3. In casu, o writ só foi impetrado quando já decorridos 212 (duzentos e doze) dias da ciência do primeiro ato coator hostilizado, verificando-se, assim, sua extemporaneidade.

 4. Indeferimento da petição inicial. Extinção do processo com resolução do mérito.

 

 

Trata-se de Mandado de Segurança, com pedido liminar, impetrado pelo ESPÓLIO DE MANOEL PEREIRA VERAS, representado por sua inventariante, a Sra. Raimunda Alves Veras, contra ato judicial prolatado pelo MM. Juiz da Vara Única da Comarca de Cocal-PI, nos autos do processo de Inventário nº 0000639-14.2014.8.18.0046.

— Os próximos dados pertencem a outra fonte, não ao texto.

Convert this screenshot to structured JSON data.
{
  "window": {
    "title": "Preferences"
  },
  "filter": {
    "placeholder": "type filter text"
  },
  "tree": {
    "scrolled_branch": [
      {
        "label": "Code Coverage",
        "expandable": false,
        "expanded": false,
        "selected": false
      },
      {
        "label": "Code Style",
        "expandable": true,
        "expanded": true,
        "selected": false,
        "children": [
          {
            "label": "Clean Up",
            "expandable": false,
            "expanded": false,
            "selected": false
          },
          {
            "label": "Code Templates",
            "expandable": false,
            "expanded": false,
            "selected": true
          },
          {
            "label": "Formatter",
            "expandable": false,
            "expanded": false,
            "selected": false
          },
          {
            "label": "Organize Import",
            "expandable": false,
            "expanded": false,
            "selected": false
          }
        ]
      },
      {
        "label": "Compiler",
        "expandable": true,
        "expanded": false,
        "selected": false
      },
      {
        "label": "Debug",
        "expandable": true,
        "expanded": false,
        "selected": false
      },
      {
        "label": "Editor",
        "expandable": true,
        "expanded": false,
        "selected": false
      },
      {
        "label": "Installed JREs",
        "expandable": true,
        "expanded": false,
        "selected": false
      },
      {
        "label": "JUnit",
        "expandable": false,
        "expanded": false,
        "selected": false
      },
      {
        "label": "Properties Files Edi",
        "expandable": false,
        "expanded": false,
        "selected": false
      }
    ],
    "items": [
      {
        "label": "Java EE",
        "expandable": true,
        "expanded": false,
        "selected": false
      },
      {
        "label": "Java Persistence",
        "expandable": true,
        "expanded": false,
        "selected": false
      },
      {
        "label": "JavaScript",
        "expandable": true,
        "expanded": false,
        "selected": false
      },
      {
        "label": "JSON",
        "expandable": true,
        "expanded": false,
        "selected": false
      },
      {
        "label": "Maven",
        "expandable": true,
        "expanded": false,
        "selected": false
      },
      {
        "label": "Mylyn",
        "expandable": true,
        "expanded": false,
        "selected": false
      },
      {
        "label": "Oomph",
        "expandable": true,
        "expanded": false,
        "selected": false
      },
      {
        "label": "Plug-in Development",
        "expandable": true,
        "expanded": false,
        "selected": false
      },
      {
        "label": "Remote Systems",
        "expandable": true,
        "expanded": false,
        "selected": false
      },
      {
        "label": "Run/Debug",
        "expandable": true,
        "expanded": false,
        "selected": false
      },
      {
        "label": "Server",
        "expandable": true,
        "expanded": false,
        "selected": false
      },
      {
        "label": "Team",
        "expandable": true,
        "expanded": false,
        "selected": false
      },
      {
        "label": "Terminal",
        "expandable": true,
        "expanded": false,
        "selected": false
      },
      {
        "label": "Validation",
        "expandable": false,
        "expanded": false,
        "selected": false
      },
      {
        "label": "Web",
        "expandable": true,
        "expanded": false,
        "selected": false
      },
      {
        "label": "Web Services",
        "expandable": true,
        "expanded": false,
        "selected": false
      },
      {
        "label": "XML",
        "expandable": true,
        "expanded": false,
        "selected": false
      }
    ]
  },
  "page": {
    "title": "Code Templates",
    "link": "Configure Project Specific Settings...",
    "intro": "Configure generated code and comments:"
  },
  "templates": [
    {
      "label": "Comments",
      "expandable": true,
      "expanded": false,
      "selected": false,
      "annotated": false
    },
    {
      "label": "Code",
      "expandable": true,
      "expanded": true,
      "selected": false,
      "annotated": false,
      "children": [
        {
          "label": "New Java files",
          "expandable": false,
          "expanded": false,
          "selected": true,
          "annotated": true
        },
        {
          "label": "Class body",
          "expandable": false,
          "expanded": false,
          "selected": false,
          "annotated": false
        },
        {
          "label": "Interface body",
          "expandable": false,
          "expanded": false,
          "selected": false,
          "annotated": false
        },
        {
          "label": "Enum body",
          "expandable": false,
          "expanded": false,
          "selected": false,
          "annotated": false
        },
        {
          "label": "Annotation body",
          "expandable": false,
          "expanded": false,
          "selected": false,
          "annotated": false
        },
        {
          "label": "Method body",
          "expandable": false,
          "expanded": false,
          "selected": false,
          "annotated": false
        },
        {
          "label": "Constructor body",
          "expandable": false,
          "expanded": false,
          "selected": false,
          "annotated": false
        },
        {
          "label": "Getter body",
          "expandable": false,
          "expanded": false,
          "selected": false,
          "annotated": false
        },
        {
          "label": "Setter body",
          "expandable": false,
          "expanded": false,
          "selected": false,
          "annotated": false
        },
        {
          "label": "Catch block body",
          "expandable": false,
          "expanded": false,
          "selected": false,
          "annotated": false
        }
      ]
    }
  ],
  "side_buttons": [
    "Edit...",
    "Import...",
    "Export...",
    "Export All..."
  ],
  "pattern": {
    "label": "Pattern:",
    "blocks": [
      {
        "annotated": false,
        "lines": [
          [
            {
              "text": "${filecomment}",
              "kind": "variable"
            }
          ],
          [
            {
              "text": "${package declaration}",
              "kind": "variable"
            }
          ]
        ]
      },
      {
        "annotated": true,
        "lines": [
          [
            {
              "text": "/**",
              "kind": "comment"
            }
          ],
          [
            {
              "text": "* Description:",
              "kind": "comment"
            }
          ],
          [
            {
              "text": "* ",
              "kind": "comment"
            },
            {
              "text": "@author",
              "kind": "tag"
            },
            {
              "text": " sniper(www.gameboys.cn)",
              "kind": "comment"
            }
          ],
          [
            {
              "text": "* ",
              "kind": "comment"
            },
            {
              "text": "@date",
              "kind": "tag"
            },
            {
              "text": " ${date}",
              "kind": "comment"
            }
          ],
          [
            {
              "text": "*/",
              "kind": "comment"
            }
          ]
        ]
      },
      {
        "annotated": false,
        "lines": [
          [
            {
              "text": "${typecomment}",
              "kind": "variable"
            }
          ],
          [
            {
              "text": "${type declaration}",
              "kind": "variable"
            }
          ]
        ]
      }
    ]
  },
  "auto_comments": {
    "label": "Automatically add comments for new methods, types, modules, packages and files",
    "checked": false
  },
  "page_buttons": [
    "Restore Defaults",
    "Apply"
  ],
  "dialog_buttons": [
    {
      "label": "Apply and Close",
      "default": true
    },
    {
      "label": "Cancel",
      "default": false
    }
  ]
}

Em síntese, aduz o impetrante que a autoridade coatora teria desrespeitado regras processuais de índole constitucional, bem como o devido processo legal, ao indeferir seu pedido de reconsideração e manter inalterado o erro material constante no formal de partilha da lavra da própria vara, no qual consta como pagamento de herdeiros e cessionário o mesmo bem. Alega que, ao contrário do entendimento firmado pelo Juízo impetrado, mesmo após o trânsito em julgado da sentença homologatória, é plenamente possível realizar qualquer retificação necessária à partilha, nos termos do art. 656 do Código de Processo Civil.

Acrescenta que nenhum outro remédio a não ser writ poderá combater o mal oriundo da decisão combatida, dado, inclusive, que a cessionária iniciou por inúmeras vezes os atos de transferência do imóvel objeto da cessão de direito hereditário para o seu nome, mas vem encontrando óbice em razão do erro material apontado.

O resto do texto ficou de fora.